Nessa obra sobre guerra, mas sem foco nos campos de batalha, o diretor mostra o quanto Churchill teria se esforçado para inviabilizar o desembarque das tropas aliadas na Normandia, ação militar de alto risco realizada em 6 de junho de 1944 por determinação dos Estados Unidos e configurada como a operação decisiva para a consolidação da derrota nazista na Segunda Guerra Mundial (1939 – 1945).


Líder experiente, temperamental, perfeccionista e cheio de fortes convicções, Churchill, mesmo sendo contrário à operação de guerra que ficou conhecida como Dia D, lançou mão dos microfones da BBC de Londres e discursou pela vitória, pois, para ele, naquele momento o seu papel de homem público responsável era o de, diante de um explosivo contexto militar e diplomático, passar confiança, estimular a coesão e promover a estabilidade emocional da nação.


É cinema, não precisa ter sido exatamente assim. Entretanto essa leitura dos fatos confere importância ao filme e a Winston Churchill pela reconhecida bravura, lealdade à Coroa e consciência da sua missão como referência do Reino Unido na história universal. Atitude como essa, que privilegia o propósito e não o modo de conquistá-lo, coloca em debate a moral dos interesses no ambiente da política.


Os interesses dependem de perspectivas, anseios e aspirações individuais e coletivas. São legítimos e essenciais para a vida social e para o exercício do poder. O que se vive hoje no Brasil, por exemplo, é a troca da luta pela prevalência de interesses por uma obsessão das vantagens escusas, isto, sim, ilegítimo e deplorável. Instalou-se no País a regra do vencer por vencer e, nesse combate sem ganhadores vão caindo por terra o senso de justiça, os valores e os princípios do Estado democrático de direito.


Muitos dos responsáveis por essas mazelas demonstram um grau tão elevado de vazio de sentido que não parecem sequer ter interesses, nem os seus próprios, tamanha a insensatez. Mataram o superego, aquele motor psíquico que cuida da sobrevivência moral, e já nem se assustam com ameaças de cadeia. Até os velhos comportamentos ambíguos, que fingiam preocupação social, deram lugar a ação de uma moral inconstrangível dominada pela descompostura e pela inteligência ardilosa.

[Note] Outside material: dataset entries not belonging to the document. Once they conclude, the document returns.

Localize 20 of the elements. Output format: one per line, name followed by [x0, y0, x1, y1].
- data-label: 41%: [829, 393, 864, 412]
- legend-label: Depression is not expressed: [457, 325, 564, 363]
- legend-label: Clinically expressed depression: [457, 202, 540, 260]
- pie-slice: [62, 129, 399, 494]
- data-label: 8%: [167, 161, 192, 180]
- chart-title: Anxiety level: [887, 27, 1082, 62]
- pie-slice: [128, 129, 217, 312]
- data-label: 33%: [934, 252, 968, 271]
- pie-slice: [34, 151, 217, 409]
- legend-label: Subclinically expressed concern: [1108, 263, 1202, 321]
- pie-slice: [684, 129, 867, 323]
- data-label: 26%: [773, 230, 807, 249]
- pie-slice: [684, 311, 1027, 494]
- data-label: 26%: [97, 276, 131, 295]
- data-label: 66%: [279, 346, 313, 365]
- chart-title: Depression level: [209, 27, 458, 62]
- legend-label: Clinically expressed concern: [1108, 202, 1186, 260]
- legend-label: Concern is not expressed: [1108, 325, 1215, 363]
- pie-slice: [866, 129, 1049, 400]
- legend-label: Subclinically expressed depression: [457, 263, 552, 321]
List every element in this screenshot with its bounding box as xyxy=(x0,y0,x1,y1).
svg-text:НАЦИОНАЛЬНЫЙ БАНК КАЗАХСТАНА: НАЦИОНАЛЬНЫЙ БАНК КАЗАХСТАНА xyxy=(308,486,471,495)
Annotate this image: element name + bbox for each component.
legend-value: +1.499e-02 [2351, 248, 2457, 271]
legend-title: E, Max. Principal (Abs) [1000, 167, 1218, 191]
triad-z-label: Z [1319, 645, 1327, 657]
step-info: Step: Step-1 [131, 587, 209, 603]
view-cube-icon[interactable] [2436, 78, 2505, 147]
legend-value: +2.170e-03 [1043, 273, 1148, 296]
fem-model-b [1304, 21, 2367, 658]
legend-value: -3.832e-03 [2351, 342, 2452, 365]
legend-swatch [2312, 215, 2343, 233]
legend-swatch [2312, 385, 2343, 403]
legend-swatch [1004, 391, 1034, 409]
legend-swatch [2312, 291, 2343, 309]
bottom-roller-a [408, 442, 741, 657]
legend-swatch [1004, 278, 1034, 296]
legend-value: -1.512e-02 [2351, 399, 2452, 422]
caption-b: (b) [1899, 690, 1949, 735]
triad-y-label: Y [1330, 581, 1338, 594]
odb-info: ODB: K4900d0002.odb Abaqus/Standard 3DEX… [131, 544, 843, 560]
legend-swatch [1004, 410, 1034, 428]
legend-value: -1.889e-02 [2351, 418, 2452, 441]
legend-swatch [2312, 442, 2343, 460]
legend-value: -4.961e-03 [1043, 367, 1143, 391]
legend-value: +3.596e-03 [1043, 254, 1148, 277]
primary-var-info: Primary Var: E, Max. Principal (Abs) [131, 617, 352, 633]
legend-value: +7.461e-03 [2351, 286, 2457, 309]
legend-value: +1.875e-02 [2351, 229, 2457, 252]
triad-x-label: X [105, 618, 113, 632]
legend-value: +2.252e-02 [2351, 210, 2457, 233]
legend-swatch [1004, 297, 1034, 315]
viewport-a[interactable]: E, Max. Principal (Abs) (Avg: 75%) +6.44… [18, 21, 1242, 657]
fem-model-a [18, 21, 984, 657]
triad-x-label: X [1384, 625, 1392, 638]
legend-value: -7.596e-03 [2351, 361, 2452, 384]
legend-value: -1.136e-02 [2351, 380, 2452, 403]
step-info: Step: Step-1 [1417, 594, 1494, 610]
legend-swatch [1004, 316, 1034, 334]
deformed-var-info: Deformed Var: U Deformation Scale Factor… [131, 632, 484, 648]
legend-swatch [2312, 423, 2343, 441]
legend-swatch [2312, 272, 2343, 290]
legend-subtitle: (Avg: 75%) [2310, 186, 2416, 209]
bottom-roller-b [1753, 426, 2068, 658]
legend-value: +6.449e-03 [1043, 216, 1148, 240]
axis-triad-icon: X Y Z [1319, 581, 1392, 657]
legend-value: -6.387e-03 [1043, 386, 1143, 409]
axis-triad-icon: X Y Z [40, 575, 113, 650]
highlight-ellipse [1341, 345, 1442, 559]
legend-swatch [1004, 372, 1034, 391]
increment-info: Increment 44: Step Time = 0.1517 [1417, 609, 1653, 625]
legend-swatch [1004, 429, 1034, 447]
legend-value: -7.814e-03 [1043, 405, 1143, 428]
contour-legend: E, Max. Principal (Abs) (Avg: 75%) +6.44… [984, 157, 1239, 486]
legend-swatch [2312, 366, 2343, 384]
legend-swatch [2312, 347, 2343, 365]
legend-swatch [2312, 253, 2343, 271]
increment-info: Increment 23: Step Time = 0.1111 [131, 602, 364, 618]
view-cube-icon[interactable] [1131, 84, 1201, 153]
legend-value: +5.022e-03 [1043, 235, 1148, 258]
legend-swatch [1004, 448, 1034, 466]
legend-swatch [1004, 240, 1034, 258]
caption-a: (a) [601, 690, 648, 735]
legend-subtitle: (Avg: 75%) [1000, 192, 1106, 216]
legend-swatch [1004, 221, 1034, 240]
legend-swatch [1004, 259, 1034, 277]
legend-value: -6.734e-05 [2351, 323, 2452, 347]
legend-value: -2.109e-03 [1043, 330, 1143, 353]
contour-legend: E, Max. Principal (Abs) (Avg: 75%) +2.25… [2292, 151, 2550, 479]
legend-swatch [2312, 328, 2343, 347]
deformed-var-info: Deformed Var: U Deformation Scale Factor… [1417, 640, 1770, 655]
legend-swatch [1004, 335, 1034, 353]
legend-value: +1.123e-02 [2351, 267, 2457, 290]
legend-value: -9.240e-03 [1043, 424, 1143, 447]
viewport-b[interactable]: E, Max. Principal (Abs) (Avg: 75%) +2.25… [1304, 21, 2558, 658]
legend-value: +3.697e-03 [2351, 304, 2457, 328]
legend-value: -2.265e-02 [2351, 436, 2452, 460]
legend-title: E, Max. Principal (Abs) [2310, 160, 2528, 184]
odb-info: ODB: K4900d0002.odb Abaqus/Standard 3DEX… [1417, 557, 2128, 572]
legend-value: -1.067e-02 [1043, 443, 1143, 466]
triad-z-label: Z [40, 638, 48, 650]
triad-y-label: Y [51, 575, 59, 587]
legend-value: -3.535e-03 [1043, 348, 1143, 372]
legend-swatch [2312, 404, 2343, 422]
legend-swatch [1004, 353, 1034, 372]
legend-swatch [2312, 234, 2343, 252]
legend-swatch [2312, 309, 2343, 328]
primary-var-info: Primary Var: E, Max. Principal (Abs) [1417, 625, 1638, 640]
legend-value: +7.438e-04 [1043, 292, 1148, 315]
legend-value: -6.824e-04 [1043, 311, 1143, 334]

Diferentemente do personagem Churchill, esses malfeitores da política não ligam para as incertezas que provocam no seio da população; pelo contrário, nutrem-se delas para permanecer vencedores não se sabe bem de quê. Como os cartógrafos do mundo antigo, que povoavam de monstros e abismos as fronteiras dos territórios que desenhavam, valem-se de pavores disfarçados de proselitismos religiosos e dogmas de extremismos ideológicos que repercutem na sociedade como se tudo se resumisse à falta de entendimento entre os que desperdiçam e os que não têm o que desperdiçar.